A child should never - under any conditions - be subjected to deliberate pain.

Pain is inevitable. Every child will bruise their legs or cut their hands while playing. When I was a little boy I have probably fallen over 17 trillion times while playing in the garden or with friends or something. Every wound has healed over the years with very few leaving scars that remind me now of great times. But deliberate pain never heals - even when its scars do. And it does not hold good memories at all.

By their nature, children are innocent and pure. They may be mischievous, but are not evil. They may be annoying, but are not bad. They are just taking their time to explore the vast world they are brought in at their own rate and their own way.

This is their nature, this is the way they are. That is the beauty of a child.
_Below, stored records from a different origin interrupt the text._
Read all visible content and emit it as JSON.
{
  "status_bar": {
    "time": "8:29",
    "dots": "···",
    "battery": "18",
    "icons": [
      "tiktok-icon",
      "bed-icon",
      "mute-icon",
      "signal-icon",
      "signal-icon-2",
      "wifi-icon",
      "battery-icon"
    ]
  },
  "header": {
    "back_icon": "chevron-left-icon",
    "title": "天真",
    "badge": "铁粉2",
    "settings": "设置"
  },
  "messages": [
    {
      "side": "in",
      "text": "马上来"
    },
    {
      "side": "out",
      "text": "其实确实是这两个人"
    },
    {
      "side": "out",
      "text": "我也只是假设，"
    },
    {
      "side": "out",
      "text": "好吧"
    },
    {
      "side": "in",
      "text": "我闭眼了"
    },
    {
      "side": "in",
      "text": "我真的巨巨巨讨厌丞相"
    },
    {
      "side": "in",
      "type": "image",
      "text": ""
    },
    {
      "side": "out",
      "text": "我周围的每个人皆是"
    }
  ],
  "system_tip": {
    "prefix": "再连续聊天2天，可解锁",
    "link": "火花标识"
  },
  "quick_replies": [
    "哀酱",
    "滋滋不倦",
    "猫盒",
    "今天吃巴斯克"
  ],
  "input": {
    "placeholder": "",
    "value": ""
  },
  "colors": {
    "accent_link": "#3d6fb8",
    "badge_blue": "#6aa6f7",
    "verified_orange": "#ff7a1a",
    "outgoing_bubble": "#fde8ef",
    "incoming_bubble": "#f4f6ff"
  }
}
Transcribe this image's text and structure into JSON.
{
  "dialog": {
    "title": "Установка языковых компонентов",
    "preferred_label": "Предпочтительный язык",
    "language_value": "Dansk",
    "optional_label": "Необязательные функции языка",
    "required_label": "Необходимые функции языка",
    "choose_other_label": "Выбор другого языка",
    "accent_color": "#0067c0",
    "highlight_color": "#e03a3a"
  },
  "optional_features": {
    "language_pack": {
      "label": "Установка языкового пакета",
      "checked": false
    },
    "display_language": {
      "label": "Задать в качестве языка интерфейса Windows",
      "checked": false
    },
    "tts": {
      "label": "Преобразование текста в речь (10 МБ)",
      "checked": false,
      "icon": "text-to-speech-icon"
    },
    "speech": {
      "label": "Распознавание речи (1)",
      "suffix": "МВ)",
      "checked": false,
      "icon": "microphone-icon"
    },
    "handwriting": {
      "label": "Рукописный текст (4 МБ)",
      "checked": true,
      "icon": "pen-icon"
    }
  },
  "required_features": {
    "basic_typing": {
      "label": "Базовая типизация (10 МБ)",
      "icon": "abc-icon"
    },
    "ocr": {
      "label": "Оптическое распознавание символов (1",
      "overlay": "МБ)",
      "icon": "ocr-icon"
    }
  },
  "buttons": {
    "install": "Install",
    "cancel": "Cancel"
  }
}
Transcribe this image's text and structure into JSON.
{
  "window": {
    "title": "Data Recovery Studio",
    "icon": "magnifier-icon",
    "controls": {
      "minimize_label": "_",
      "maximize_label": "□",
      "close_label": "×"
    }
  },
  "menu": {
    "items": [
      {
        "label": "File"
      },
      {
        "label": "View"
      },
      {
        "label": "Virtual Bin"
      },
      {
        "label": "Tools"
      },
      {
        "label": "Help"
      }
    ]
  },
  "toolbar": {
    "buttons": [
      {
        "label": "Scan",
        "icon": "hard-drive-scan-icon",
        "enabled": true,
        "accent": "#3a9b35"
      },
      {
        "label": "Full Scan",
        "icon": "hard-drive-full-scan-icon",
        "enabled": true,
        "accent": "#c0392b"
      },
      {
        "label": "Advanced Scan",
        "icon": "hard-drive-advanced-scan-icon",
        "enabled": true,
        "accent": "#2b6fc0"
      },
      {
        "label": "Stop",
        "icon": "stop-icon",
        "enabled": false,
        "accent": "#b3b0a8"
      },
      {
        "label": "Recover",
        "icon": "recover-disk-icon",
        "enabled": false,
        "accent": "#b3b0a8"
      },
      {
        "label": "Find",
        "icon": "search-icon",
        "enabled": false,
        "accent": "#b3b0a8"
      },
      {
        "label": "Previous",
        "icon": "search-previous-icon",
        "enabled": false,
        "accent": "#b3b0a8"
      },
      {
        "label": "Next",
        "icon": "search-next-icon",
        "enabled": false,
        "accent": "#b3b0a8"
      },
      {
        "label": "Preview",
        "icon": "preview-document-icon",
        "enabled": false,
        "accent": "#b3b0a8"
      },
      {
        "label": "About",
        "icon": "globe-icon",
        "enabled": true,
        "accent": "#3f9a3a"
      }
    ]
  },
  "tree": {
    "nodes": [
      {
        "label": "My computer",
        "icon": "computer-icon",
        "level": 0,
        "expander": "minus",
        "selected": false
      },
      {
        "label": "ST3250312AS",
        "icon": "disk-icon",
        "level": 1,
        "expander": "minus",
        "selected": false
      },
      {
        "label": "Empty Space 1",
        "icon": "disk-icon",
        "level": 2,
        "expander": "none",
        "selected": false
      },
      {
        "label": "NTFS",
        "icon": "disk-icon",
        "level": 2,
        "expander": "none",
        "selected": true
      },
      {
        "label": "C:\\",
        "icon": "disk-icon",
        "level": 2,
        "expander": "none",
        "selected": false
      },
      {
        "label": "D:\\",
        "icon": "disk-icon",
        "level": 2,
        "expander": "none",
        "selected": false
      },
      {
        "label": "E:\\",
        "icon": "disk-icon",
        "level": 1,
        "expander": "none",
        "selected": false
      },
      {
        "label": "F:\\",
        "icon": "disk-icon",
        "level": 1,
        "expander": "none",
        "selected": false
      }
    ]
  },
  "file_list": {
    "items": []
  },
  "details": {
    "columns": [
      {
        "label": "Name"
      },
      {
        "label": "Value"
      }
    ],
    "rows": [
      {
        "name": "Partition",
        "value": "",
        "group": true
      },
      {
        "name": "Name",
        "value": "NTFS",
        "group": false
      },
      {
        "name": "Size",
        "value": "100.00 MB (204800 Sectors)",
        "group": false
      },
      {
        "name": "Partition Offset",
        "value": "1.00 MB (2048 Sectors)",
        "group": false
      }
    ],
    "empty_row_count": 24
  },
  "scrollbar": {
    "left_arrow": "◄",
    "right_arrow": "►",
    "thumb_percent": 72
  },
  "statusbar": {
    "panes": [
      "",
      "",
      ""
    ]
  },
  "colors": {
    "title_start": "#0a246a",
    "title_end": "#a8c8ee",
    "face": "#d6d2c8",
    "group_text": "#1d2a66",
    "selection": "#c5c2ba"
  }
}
Now think of a child as a fairy. Imagine that every single little boy and girl are all fairies with beautiful fragile golden wings. Their wings take them places. They see things and learn things and evolve in their own ways. They are not held down by gravity like grown-ups. They have wings to take them further up.

The wings take them places grown-ups don't even understand. After all, how can one understand what they do not know is there?

And the little children keep flying higher and higher. There is no limit to where they can go. They never get tired. The more their wings flap., the more their imagination fuels them on. The higher they fly, the more they see and learn...and the more grown-ups will not understand them.

But then, humans are not known for dealing well with things they don't understand. Our history speaks of it. We destroy what we don't' understand with no remorse.

Failing to understand the children, some parents think their kids are 'bad' or 'undisciplined'. To solve the problem, parents can go to insane extremes. The truth of the matter, they just don't understand their kids. Discipline was never meant to hold people back. Children are not meant to be disciplined 24 hours a day. If they did, they would never fly too far up - they would never know their true potential.

To enforce discipline, some parents resort to pain. They beat their children up to 'force some discipline into them'. The problem is that the children's little fairy wings are very very fragile. Slowly they tear and break.

Pretty soon, the children are trying to fly up into their own world but their wings just can't carry them anymore. They flap as hard as they can, but they just don't rise from the ground. They are becoming more and more like adults. There is one major problem though. Most adults manage to bring things back from their flights during their childhoods. But these children never got the chance to bring anything back. They grow up never knowing how to fly.

As their wings stop flapping, their imagination starts to fail. Slowly, their light starts to wane till it finally dies away.

A child should never - under any conditions - be subjected to deliberate pain. Period.

Wednesday, September 5, 2007

Perspectives

Reality is the most over-rated illusion there ever was.

I don't know what people mean when they say something "is real." It always bugged me. How do you define 'real'? Is it something you see and hear and feel? But the senses are different from one person to the other. Is it something who's nature people can agree about? There never was something that everyone could agree about. So what is 'real'?

The truth is I don't believe in reality. It does not exist. Reality to each of us is how each of us conceives the world around them. In essence, when we speak of reality we are actually talking about perspectives. I believe in perspectives, we each have our own different perspectives on things.

Take for example food. To my reality, eggs taste better than anything else. To one of the closest people in the world to me, eggs smell and taste worse than most things in the world. That is a difference of perspectives. A difference of how we both relate to the egg. We both have our different sets of reality.

This extends to how we relate to our environments as well. I see rain and it makes me happy, I run down the stairs and take a walk in the rain and enjoy getting wet. I enjoy the twinkling drops of water left on leaves and the washed look of the streets. To another person, the rain is a source of gloom. It forced them to cancel a beautiful picnic out in the park in the beautiful afternoon sun.

I loved the rain. They hated the rain. But the rain is not different, it's our perspectives that are.